Paul Thek
A moldering loin of carrion glistened within a Plexiglas case like a precious geode in “Relativity Clock,” a small Paul Thek survey at Alexander and Bonin. Butchered to reveal an interior cavity of incarnadine entrails and pearlescent fat, Untitled (Meat Piece with Chair), 1966, is from the artist’s well-known 1964–67 series “Technological Reliquaries”—waxworks of severed body parts and chunks of flesh enclosed in sleek vitrines. This piece in particular had a unique feature: a top compartment that housed a miniature bronze chair—a premonition, perhaps, of Thek’s 1968 series of “Chair” sculptures, or a dig at the bone-dry tautology of Joseph Kosuth’s One and Three Chairs, 1965. Indeed, Thek intended the “Reliquaries,” with their juxtaposition of Finish Fetish facture and haunted-house presentation of human viscera, as a polemic against the aloof refinement and bloodless sophistication of the Minimalist and systems-based aesthetics dominant during the mid-1960s. This body of work was famously inspired by Thek’s 1963 visit, with his partner Peter Hujar, to the Capuchin Catacombs near Palermo, Italy. “I hope the work has the innocence of those Baroque crypts in Sicily . . . ” Thek said in a 1966 interview:
There are 8,000 corpses—not skeletons, corpses, decorating the walls, and the corridors are filled with windowed coffins. I opened one and picked up what I thought was a piece of paper; it was a piece of dried thigh. . . . It delighted me that bodies can be used to decorate a room, like flowers. We accept our thing-ness intellectually, but the emotional acceptance of it can be a joy.

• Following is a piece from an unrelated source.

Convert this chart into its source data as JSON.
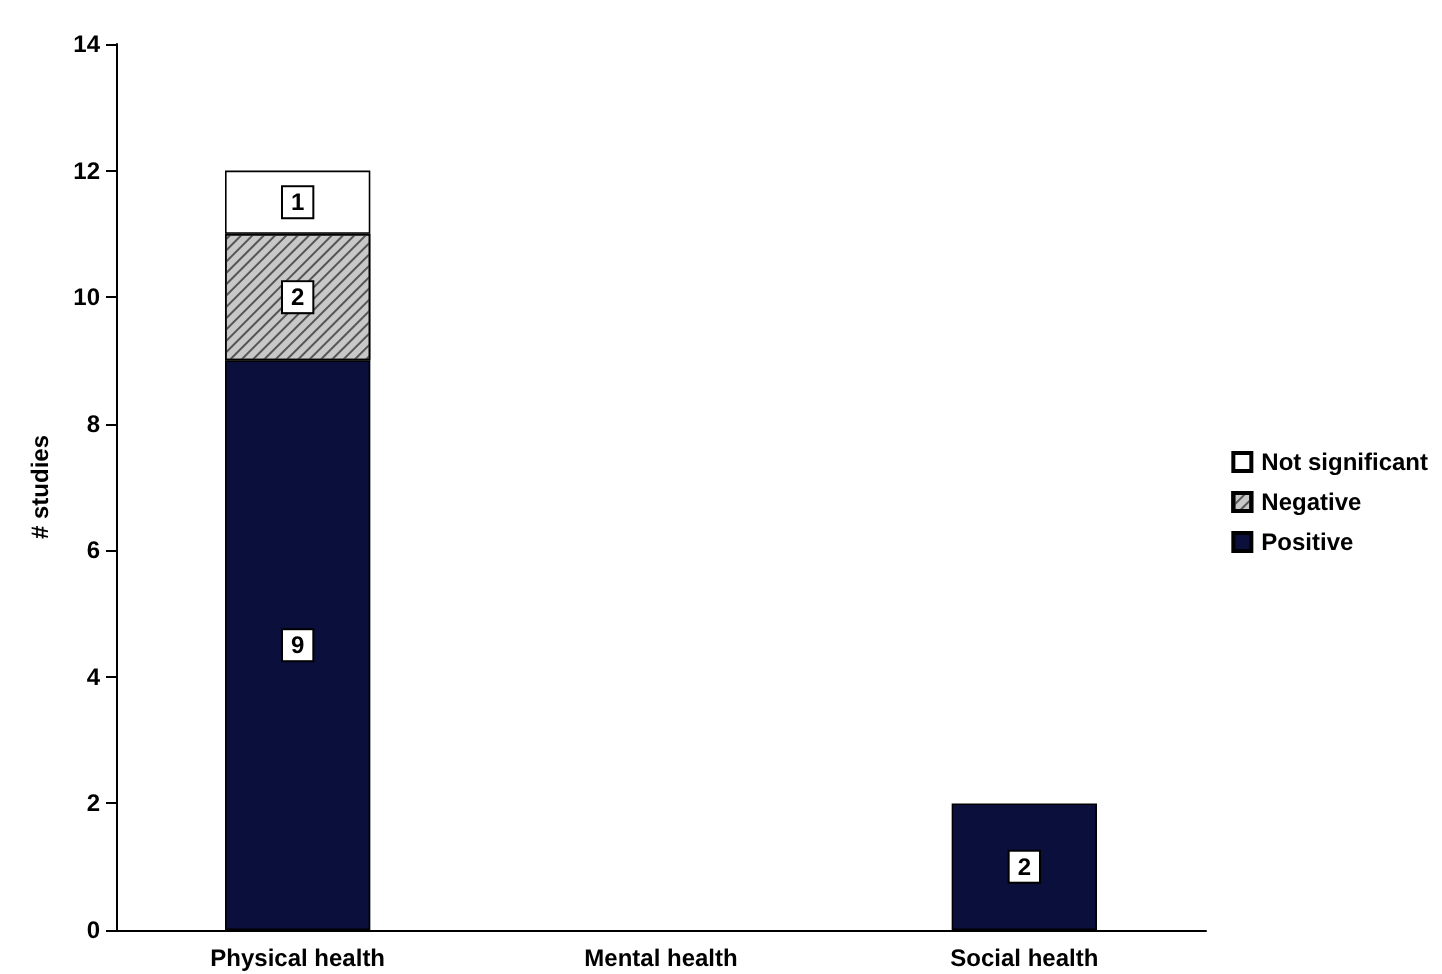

If the “Technological Reliquaries” endeavored to return the viewer to an ancestral, nondiscursive Real, and to the macabre assurances of memento mori and the Catholic union of spirit and flesh, they did so through a contradictory fusion of artifice, kitsch, and a creeping sense of doubt and spiritual torment that perturbed the deeply religious artist. “I was by then, unwittingly, a kind of mystic showman and, of course, a fraud,” Thek once said in reference to his mid-1970s art. But the tensile push-pull of innocence and fraudulence, sincerity and bathos, transcendent belief and deflationary humor, was felt across the works in this show: from the millenarian enigma of MM (Roman 2000), 1980, a stele-like canvas inscribed with Roman numerals and cuneiform bird feet, to the Sunday-painter gimcrackery of Untitled (rooftop/water towers), ca. 1987, an acrylic cityscape in keeping with the then-current East Village vogue for “bad painting”; from the archaic serenity of Untitled (Diver), 1969, one of Thek’s “eternal” Mediterranean bather scenes painted on newspapers, to the festering, rainbow-hued particulates of the lurid gouache abstraction Untitled, 1983; from the Yeatsian gyre pictured in the etching Untitled (Tower of Babel), 1975/1992, to the steaming spud rendered in the same medium in Untitled (Potato Flag), 1975/1992, its stoner goofiness puncturing the authority of the Stars and Stripes (as well as Jasper Johns’s venerated rendition).
Hung at a child’s-eye level, Pink Cross and Green Buds, 1975–80, an oil painting of a candy-colored crucifix laid to rest amid Lilliputian sprouts, startled in its soft-spoken poignancy—its symbolism of death and rebirth shot through with a tender, unresolved sadness. It’s hard to resist reading Thek’s biography—his dying from aids in 1988 at the age of fifty-four; his unfulfilled wish to become a Carthusian monk; his sense of being, in his words, “sapped at the root by [an] awareness of serving two masters, with its traditional result: alienation from everything”—back into this piece of queer personal iconography, as problematic as that interpretation may be. Thek’s “two masters” were art and God, but even a nonbeliever can feel an ache of recognition in his longing for a chimerical wholeness that remains perpetually out of reach, as if behind glass.